Inspiration

The e-commerce experience today is often impersonal. A 5-star rating from a 20-year-old can mean something completely different to a 60-year-old because expectations around fabric quality, fit, comfort, and style vary across age groups. We wanted to build a system that goes beyond generic averages and predicts how you specifically might feel about a garment by learning from the collective voice of your own demographic “neighborhood.”

We were also heavily inspired by MyFitnessPal’s barcode scanning experience for quick product lookup. The app’s layout and “For You” style discovery feed were influenced by platforms like Instagram, TikTok, and Depop.

What it does

Our app uses a large database of clothing reviews to extract key insights about products and predict how much a user is likely to enjoy an item. It estimates:

The likelihood a user will enjoy the product
How strong of a connection they may have with it
The user’s predicted rating

Users can also scan product barcodes directly from their phone camera to instantly access personalized product insights tailored to their age demographic.

How it works/how we built it

Raw review text is messy. Reviews contain punctuation, filler words, capitalization differences, and unnecessary characters, so before any analysis can happen, the text must be cleaned and simplified. For example, a review like:

“These pants fit really nice. The fabric material is soft and breathable”
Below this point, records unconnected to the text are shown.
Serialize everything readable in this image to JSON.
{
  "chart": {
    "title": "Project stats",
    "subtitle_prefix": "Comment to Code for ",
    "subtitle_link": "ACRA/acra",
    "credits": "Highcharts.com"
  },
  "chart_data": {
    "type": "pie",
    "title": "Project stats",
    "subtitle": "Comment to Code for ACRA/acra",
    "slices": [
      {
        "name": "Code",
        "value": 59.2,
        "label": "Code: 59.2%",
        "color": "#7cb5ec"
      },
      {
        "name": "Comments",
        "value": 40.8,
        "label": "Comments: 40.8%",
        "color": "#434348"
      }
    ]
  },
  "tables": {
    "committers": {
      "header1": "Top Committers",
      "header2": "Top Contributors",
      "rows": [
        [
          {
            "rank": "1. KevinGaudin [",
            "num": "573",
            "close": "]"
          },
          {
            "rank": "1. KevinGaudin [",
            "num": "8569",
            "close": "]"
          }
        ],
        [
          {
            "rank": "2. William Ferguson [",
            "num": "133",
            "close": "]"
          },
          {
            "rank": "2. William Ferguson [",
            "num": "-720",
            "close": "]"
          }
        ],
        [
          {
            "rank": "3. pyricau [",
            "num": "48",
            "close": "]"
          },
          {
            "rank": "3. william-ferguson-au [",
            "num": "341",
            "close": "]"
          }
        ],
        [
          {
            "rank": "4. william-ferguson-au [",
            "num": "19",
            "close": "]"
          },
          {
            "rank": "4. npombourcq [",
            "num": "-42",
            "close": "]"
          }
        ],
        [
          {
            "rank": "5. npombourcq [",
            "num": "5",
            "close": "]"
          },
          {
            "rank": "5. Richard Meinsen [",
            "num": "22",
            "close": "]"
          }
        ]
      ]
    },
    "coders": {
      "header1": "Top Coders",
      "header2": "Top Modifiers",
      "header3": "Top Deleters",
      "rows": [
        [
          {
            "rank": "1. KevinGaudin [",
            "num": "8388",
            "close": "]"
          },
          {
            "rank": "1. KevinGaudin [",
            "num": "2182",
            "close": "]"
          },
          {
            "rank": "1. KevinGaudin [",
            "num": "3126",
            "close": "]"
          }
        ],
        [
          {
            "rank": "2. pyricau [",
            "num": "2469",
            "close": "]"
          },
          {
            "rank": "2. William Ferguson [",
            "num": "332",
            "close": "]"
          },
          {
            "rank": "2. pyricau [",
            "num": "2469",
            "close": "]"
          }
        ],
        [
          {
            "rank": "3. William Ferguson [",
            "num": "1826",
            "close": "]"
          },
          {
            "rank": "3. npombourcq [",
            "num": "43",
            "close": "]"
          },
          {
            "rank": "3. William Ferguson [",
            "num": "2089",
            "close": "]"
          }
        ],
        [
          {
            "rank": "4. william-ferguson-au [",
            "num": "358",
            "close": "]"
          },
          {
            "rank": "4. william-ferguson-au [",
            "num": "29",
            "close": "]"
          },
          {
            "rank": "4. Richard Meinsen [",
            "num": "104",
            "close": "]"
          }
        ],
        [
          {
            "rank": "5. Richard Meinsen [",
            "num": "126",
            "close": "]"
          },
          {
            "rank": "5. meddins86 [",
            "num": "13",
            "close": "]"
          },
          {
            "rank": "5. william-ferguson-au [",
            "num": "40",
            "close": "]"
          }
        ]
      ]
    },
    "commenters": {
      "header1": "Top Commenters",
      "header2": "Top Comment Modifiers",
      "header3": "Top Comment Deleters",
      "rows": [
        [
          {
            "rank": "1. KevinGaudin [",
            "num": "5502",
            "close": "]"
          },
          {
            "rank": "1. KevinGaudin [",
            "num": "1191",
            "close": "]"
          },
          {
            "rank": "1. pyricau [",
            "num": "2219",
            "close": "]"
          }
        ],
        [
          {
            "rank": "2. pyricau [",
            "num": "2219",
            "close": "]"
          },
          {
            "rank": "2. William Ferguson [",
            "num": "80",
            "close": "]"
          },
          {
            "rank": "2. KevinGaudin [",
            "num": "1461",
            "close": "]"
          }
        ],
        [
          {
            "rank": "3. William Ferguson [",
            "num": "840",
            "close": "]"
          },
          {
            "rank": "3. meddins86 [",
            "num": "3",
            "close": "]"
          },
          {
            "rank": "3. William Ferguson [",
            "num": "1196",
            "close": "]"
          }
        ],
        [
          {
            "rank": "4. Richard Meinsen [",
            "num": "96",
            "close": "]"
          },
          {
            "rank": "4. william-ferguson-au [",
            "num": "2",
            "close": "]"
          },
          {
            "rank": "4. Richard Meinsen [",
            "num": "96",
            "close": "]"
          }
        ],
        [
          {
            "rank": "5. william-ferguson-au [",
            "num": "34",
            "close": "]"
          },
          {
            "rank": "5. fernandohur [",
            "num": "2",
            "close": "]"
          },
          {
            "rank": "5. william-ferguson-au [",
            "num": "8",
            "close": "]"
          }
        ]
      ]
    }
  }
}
would be reduced to keywords such as:

“really nice”
“soft”
“breathable”

Common stopwords like “the” and “is” are removed entirely.

We then use TF-IDF (Term Frequency–Inverse Document Frequency) to measure how important certain words are within a review compared to the rest of the dataset. Term frequency measures how often a word appears in a review, while inverse document frequency measures how rare that word is across all reviews. Combining these values allows the model to identify words that are especially meaningful or distinctive.

These processed text scores are then fed into our machine learning models. Products are classified as either “buy” or “skip,” and the models learn which word patterns most accurately predict those outcomes. Different features are assigned different internal weights based on their predictive value.

After training, the models are tested on unseen product reviews to determine whether they generalize well or simply memorize the training data. Strong performance on training data but poor performance on new data is a sign of overfitting, which we worked to avoid.

Preprocessing Pipeline: Built a custom NLTK pipeline to clean and lemmatize thousands of clothing reviews.
Feature Engineering: Combined high-dimensional TF-IDF text vectors with demographic signals using sparse matrix stacking (hstack).
Model Architecture: Developed multiple models, including Logistic Regression for classification and Linear Regression for predicting nuanced rating behavior.
Categorical Binning: Grouped users into age categories such as “Young Adult,” “Middle Age,” and “Senior” to capture life-stage sentiment trends.

We built the frontend using Expo, which provided convenient tools like camera integration for barcode scanning and rapid mobile development.

Challenges we ran into

One of our biggest challenges was improving performance on our age-based prediction system, specifically our Demographic Sentiment Synthesis feature. Initially, we believed that an NLP model trained on peer demographic text would outperform a simple product average. However, validation testing showed an improvement of -48.33%, suggesting that overall product quality often outweighs demographic-specific sentiment patterns.

We also ran into technical issues during mobile development. Expo SDK 56 was not fully supported on our test devices, so we had to downgrade to SDK 54. Figuring that out took much longer than expected.

Accomplishments we’re proud of

Achieving over 98% accuracy in binary sentiment detection (Positive vs. Negative)
Creating a “Cascading Fallback” recommendation system that still provides useful suggestions even when demographic-specific data is limited
Identifying and removing suspected bad or noisy data from the dataset
Successfully building and deploying a functional mobile app

What we learned

We learned that data science is just as much about disproving hypotheses as it is about confirming them. While our NLP model performed extremely well at understanding individual review sentiment, we discovered that simple averages are surprisingly difficult to outperform when predicting general product quality.

We also learned that demographics do matter in subtle ways. “Senior” and “Young Adult” groups showed statistically significant differences in how they discussed topics like fabric quality and fit, reinforcing the idea that shopping preferences vary meaningfully across age groups.